As Jeff Bezos hands the proverbial car keys of Amazon (NASDAQ:AMZN) to new CEO Andy Jassy, he’s giving him not just a Ferrari, but an army of them. AMZN stock has a market capitalization of almost $1.8 trillion – a number I’d have though impossible just a few years ago – which means Jassy has enough to buy Ferrari SV (NYSE:RACE) 45 times.
AMZN stock may those be one of those growth investments that comes along once in a lifetime. Unless of course you are Bezos and can use your fortune to create some sort of immortality elixir with fast free shipping.
So yes: The safe money and smart money backs the proposition that Jassy can’t possibly mess this up. Not if he tried and tried and tried and tired, then ran naked and screaming through a trading pit and tried again. The stock might still go up.
AMZN Stock: Unstoppable or Untenable?
Among Wall Street types, AMZN stock remains as strong a buy as you’ll find, with 42 calling it a buy, six overweight and one a hold. Not a single seller in the bunch.

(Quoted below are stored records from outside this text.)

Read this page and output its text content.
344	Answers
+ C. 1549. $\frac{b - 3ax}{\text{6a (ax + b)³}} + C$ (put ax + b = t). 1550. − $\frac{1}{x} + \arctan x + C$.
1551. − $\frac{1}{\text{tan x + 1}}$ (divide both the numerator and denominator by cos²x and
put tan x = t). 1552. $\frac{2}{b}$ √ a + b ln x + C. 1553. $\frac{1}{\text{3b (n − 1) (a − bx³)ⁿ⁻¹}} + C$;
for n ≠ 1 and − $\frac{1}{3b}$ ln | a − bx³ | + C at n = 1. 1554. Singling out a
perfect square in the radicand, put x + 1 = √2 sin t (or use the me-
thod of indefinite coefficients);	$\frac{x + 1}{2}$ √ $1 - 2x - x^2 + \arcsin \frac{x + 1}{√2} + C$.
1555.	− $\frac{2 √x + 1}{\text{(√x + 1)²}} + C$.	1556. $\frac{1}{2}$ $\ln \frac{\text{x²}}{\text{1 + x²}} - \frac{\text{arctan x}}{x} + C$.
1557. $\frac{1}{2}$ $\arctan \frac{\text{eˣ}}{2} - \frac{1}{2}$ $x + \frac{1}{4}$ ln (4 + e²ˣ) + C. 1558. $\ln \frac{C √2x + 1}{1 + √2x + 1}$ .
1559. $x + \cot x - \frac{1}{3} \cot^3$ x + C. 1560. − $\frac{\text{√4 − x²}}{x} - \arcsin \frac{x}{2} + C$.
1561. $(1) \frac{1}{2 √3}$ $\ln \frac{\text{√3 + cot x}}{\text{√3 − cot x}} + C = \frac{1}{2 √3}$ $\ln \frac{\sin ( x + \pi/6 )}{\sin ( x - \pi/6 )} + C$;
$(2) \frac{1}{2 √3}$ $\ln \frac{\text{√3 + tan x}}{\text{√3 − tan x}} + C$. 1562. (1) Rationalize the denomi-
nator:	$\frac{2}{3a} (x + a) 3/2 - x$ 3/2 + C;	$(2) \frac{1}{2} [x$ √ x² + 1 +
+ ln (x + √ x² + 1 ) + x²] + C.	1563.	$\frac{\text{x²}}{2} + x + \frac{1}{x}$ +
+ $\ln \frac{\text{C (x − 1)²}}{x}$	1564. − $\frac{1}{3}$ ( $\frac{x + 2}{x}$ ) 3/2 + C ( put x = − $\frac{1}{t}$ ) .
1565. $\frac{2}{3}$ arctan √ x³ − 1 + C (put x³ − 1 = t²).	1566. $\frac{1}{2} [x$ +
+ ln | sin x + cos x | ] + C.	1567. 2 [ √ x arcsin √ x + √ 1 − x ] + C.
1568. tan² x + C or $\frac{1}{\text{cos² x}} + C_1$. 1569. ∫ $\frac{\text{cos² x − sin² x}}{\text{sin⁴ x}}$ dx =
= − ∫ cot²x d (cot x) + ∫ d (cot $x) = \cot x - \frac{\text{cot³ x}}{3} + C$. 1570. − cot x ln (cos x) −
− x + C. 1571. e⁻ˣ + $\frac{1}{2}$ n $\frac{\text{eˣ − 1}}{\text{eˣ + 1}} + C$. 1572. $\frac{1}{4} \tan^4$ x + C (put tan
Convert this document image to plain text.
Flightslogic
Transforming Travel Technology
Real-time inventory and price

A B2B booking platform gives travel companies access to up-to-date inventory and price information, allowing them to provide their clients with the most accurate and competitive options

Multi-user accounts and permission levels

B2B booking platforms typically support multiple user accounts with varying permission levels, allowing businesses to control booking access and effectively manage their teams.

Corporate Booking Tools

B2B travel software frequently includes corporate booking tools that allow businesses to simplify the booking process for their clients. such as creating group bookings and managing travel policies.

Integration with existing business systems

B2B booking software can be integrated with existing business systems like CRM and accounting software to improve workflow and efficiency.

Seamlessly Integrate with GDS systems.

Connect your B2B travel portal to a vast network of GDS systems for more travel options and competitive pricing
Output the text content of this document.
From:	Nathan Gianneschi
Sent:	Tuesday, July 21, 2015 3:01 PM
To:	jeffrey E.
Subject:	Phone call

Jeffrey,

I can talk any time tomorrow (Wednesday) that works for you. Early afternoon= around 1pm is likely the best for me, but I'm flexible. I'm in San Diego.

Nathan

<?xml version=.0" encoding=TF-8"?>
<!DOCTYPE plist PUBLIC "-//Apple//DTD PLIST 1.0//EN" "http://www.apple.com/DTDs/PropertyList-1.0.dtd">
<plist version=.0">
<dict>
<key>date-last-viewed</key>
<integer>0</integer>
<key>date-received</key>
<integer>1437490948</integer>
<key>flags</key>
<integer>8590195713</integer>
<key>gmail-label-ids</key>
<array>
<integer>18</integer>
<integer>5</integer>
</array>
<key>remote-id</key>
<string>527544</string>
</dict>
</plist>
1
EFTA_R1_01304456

And yet, this kind of endless, unbelievable upward trajectory deserves further scrutiny when one considers market factors Amazon.com cannot control, combined with operational negatives it has so far refused to address or change.
You might think this mega-ultra-behemoth company can get away being the same old Amazon for as long as it likes. At least in theory and based on its investment track record, there’s a strong case for this. But in practice, AMZN stock faces a potential financial tsunami that not even a year’s worth of Prime Days can slow down. What is it? Glad I asked.
Enter a New Investing Megatrend
It’s entirely possible that AMZN will get punished something fierce in the years ahead. Granted, I’m not selling my shares just yet. But allow me to make the case for extreme caution, rooted in an investment phenomenon that’s largely escaped notice in the U.S., but in fact has taken over the world.
No force dominates the institutional finance strategies of the world today like ESG investing. It stands for environmental, social and governance factors that measure and score how responsibly a company behaves. Sounds like a yawner for tree huggers and do-gooders, right? Wrong. Wrong, wrong, wrong, and wronger still. Like, wrongerly wrongo-wrong-wrong-o-rama.
In fact, as far off as you can get, more dunce-like than Jim Cramer ranting at Bear Stearns shareholders in March 2008 not to sell when the company disintegrated into investment infamy just six days later.
ESG and AMZN Stock Challenges
Here are the facts: Between 2018 and 2020, total U.S.-domiciled sustainably invested assets under management, both institutional and retail, grew 42%, to $17.1 trillion, up from $12 trillion. Sold off at the rate of $10 million per day, these funds would take close to 4,685 years to exhaust. To be sure, AMZN stock does not belong to this select group, in fact failing on the “E” and “S” fronts pretty miserably.
A recent hi-profile New York Times piece detailed – with heartbreaking detail – how Amazon has treated its front-line workers as expendable, even when faced with crushing medical conditions. That’s a big, big deal, given that the company is worth some $1.8 trillion. Imagine if they pumped even 5% of that back into better employee treatment. You may not care – but the rest of the investing world is watching.
The danger here is that Jassy, well known as a numbers guy and workaholic, will prove himself tone deaf to these concerns.
On at least one score, he seems like the right guy for the job: He was the CEO and chief architect of Amazon’s cloud business (Amazon Web Services), overseeing the company’s biggest profit driver. And he has the stuff to lead Amazon to stratospheric heights if he can leverage what he’s already built.
Disgusted Consumers Drive Shareholder Losses
But he needs to know, as does as everyone holding AMZN stock, that the ESG phenomenon is driven by boots-on-the-ground consumers. As they make choices such as clean energy over fossil fuels, or socially responsible vendors over draconian ones, this will inevitably decrease revenue in the former categories. Then the big-shot asset managers, even if they put returns first, will simply move their money to the company that wins ESG points and profits in the marketplace.
Even on the climate change score, Amazon is failing. Yes, the company has made green pledges. But by “green,” they must mean cash. According to the Associated Press, Amazon’s carbon footprint grew 15% in 2019.
All of this concerns me. And it makes me wonder whether I am inching into “sin stock” territory by keeping these shares in my portfolio. I’m staying put for now. But I can’t help wondering whether other investors are starting to feel the same. And it would only take some well-funded competitors to offer just what Amazon does, but in a more globally responsible way, for the bottom line to get hurt. Why? Because ESG investors would turn their way.
It’s not so far-fetched a scenario as y’all might think. Jassy’s call, if he is to grow Amazon to new heights, will be to use the company’s galactic-sized coffers to do the right thing. After all, he can’t claim a lack of resources as an excuse to pollute less, care more and treat workers better – much better – in the years to come.